Bohunt school's sixth form will open in September 2026 - three years after it was initially planned.
The sixth form extension to the school in Arborfield was meant to be completed to open in September 2023, but funding problems resulted in the delay.
The rural south part of the borough has no sixth form currently, and has also been identified as an area with an emerging shortage in school places.
The school became the first to open in the Wokingham Borough for 50 years, after accepting it’s first intake of pupils in 2017.
The secondary school cost £37 million to build, with a further £10 million required for the sixth form.
Currently, 16-18 year olds mostly travel outside the borough to attend sixth form or college.
Wokingham Borough Council has unveiled new design plans for the extension of Bohunt School, which will teach 300 sixth form students from 2026.
The academy run by the Bohunt Education Trust was given permission to expand by Wokingham Borough Council in 2022.
But increased construction costs put plans in jeopardy, having risen from £5.7 million in March 2022 to £10.5 million in August 2023, a month before it was meant to open.
It was originally agreed that Bohunt would provide £2 million while the remaining cost of £3.7 million would be funded by the council.
Wokingham Borough Council then agreed in October 2023 to increase its financial contribution to £5.25 million.

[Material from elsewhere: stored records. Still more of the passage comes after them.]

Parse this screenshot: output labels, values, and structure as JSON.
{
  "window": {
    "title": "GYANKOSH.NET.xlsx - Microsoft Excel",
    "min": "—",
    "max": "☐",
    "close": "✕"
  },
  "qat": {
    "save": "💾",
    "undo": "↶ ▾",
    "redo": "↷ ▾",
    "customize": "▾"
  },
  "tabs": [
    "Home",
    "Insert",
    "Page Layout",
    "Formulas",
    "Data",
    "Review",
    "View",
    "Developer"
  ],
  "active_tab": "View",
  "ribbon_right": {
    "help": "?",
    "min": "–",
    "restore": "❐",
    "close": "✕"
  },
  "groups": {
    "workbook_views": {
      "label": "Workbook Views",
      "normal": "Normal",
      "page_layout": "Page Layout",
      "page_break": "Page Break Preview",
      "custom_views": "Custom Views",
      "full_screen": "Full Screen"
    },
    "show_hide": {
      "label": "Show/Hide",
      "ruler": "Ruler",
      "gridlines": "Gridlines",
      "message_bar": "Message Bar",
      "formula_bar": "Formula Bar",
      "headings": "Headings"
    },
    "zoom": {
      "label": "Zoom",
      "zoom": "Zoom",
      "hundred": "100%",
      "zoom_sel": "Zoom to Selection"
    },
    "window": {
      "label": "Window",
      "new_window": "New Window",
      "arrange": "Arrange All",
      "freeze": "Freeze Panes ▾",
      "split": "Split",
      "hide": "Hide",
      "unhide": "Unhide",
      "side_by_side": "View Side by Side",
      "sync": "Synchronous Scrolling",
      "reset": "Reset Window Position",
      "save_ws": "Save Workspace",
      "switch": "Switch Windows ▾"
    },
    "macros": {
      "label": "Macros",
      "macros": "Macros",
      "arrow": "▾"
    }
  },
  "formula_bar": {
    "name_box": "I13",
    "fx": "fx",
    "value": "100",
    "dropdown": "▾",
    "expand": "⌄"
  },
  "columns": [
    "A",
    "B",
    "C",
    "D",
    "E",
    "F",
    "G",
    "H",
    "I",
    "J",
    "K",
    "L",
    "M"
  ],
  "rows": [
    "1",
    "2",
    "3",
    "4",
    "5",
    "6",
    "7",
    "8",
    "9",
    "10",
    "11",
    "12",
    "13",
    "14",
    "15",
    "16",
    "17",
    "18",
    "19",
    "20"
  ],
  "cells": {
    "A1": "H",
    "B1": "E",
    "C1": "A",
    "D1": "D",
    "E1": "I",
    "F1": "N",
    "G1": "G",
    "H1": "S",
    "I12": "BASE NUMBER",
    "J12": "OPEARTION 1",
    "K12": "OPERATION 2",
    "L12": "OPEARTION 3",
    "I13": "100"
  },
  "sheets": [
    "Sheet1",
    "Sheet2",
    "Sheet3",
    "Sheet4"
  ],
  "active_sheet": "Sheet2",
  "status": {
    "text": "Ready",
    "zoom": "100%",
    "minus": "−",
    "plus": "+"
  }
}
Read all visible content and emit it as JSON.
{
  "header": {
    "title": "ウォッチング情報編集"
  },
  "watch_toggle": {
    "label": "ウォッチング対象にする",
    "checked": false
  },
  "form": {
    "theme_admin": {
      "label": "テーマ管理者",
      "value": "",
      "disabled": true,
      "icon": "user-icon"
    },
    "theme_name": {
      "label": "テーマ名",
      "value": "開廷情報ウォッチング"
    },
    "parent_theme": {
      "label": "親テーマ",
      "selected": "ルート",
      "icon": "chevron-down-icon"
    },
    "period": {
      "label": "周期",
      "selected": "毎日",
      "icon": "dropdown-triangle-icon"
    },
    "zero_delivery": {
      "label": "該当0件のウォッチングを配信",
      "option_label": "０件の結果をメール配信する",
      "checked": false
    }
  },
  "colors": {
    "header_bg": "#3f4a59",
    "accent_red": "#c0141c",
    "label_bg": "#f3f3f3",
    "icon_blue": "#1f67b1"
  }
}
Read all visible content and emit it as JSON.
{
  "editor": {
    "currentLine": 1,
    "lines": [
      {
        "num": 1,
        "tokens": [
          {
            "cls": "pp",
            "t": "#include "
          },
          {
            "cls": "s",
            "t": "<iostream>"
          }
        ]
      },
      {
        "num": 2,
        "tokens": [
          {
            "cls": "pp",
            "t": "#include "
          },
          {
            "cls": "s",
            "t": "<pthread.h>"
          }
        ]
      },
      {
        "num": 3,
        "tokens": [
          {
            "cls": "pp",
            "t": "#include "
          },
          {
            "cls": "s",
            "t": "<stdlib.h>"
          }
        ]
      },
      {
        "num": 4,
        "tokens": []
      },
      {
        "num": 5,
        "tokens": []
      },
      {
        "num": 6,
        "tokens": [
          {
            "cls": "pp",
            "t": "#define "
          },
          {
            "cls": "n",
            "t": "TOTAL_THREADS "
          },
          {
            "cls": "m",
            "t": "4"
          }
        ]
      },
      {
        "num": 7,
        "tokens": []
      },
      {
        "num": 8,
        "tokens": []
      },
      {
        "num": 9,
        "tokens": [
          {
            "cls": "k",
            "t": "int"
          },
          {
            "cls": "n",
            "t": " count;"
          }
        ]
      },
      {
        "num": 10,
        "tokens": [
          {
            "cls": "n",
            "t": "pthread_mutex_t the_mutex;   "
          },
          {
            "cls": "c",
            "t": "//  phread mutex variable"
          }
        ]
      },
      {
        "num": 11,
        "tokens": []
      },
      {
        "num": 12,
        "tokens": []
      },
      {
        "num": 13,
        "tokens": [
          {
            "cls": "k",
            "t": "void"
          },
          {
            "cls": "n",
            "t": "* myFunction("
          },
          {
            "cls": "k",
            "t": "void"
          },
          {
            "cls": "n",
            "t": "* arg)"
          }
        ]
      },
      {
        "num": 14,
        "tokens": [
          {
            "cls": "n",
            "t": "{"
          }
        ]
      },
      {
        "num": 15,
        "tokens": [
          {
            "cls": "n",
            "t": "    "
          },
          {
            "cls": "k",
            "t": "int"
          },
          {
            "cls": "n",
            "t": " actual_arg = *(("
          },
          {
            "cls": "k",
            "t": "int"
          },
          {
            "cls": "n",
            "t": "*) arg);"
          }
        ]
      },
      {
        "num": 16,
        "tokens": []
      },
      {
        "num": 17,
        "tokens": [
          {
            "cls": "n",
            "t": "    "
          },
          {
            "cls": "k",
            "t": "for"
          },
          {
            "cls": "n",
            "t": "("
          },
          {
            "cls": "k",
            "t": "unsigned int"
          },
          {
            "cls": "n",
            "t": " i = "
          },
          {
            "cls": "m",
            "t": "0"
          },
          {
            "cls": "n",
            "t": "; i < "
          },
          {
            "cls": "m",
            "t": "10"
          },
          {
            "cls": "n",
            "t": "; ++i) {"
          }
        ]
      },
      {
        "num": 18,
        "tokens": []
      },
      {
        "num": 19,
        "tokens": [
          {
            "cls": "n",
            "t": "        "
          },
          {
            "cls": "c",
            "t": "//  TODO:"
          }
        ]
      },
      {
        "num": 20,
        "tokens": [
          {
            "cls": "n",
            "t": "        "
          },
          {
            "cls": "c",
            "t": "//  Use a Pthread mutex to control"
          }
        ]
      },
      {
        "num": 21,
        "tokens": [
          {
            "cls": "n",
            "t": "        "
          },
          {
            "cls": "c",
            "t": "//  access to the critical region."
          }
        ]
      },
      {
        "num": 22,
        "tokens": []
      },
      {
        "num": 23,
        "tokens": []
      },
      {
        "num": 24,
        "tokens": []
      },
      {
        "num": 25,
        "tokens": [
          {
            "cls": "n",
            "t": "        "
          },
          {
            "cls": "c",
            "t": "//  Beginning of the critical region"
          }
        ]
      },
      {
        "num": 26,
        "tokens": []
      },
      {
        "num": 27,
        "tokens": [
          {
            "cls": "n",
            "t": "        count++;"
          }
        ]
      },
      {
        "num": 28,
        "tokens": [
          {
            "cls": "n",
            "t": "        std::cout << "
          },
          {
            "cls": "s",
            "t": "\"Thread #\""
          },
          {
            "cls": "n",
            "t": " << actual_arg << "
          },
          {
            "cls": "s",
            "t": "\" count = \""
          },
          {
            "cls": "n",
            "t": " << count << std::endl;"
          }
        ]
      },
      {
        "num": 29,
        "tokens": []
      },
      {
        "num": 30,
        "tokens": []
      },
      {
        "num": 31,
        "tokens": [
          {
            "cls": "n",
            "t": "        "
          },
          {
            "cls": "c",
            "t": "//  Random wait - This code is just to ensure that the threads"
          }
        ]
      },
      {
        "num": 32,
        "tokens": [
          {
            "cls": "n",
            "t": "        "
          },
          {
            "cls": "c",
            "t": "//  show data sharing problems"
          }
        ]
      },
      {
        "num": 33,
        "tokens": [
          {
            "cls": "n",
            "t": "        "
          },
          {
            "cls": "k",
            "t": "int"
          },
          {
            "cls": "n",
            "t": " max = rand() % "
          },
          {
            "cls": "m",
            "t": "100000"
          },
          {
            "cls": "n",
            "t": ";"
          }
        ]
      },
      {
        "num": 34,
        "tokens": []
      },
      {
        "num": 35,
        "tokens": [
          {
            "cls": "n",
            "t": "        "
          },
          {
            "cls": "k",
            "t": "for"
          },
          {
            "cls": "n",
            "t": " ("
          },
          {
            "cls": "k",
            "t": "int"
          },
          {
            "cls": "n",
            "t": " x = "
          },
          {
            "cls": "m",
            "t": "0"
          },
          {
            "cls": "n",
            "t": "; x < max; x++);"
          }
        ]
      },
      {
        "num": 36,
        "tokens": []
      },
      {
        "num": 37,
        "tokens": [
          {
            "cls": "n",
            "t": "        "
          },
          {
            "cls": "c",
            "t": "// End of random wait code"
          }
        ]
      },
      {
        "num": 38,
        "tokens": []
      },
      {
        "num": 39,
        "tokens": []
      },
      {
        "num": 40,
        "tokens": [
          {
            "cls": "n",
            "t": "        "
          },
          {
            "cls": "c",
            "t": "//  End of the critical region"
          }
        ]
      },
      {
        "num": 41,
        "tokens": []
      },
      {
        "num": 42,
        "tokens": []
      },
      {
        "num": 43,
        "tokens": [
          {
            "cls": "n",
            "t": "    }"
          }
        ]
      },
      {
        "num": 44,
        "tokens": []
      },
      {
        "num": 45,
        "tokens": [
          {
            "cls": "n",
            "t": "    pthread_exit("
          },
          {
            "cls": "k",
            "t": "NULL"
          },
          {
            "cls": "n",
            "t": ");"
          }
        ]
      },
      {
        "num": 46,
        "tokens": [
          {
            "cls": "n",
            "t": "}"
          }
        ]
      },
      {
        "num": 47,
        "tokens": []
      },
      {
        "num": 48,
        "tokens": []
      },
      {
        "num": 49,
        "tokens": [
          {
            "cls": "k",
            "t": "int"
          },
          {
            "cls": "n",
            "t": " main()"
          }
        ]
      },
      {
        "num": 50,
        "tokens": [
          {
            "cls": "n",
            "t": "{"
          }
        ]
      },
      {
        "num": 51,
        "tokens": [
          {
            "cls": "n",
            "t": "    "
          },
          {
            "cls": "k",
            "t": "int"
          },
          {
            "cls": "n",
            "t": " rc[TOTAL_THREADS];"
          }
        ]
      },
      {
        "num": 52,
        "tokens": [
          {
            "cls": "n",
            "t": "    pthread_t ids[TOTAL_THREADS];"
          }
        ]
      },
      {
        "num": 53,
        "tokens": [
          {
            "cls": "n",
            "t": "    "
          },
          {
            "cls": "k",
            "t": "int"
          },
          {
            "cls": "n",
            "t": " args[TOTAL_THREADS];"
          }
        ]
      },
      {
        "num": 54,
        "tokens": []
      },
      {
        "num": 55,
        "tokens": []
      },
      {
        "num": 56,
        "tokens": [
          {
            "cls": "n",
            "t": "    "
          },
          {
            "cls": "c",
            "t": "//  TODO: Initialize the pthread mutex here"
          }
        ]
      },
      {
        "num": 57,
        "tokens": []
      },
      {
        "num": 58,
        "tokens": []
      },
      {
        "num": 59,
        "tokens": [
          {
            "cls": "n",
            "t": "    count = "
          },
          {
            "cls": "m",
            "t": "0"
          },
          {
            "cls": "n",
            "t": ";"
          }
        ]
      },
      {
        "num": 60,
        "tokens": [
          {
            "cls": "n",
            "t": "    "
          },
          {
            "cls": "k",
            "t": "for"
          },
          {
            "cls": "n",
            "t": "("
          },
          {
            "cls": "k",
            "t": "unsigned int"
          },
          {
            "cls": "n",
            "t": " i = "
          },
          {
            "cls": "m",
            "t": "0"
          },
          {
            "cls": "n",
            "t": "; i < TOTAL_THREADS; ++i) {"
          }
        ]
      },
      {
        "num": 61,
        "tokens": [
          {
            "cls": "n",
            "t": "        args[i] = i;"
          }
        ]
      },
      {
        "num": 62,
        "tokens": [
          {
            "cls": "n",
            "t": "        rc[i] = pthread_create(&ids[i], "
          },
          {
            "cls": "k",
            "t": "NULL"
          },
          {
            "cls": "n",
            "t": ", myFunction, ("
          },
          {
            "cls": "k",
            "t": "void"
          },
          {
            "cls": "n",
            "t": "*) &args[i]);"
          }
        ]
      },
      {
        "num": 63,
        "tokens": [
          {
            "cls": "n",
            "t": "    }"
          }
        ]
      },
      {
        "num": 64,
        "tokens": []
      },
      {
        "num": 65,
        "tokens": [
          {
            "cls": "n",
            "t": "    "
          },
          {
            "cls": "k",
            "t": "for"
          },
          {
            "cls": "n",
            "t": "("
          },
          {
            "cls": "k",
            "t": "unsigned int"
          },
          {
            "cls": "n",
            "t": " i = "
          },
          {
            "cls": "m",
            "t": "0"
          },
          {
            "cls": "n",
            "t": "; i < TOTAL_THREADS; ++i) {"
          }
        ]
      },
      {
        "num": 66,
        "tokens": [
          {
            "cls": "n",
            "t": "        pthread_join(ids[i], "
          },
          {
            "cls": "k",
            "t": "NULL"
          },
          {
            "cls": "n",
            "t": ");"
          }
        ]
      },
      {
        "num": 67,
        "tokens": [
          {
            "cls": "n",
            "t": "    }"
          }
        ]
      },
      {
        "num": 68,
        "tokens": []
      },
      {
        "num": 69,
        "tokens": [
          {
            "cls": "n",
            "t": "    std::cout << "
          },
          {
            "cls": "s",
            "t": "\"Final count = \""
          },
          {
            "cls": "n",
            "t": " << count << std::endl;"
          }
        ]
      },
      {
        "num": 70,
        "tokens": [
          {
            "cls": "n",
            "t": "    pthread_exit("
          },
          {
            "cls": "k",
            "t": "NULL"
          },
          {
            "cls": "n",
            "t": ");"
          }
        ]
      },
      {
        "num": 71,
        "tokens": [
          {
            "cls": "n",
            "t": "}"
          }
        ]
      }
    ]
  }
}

The decision of whether to open a sixth form was ‘not in the council’s hands’, according to the executive member for children’s services, Councillor Prue Bray.
There will also be 150 more spaces secured for other year groups at the secondary school.
Bohunt has further committed to improve the school’s facilities for children with special educational needs.
This comes as Arborfield has been identified as an area of the Wokingham Borough with an emerging shortfall in school places.
The village is one of the three largest developments part of Wokingham's local plan, with 2,000 homes being built on the former Arborfield Garrison site.
The council’s executive noted that Shinfield and Arborfield, both areas with high levels of housing being built, were facing ‘challenges’ over school place provision.
While there is a ‘bulge’ of children making its way through the early years of secondary school, there is not a similar shortfall in the lower years of primary.
The council has said that the opening of Bohunt Sixth Form should address the shortfall in provision for the village, given that it will be available for pupils by the time the ‘bulge’ of students reaches sixth form.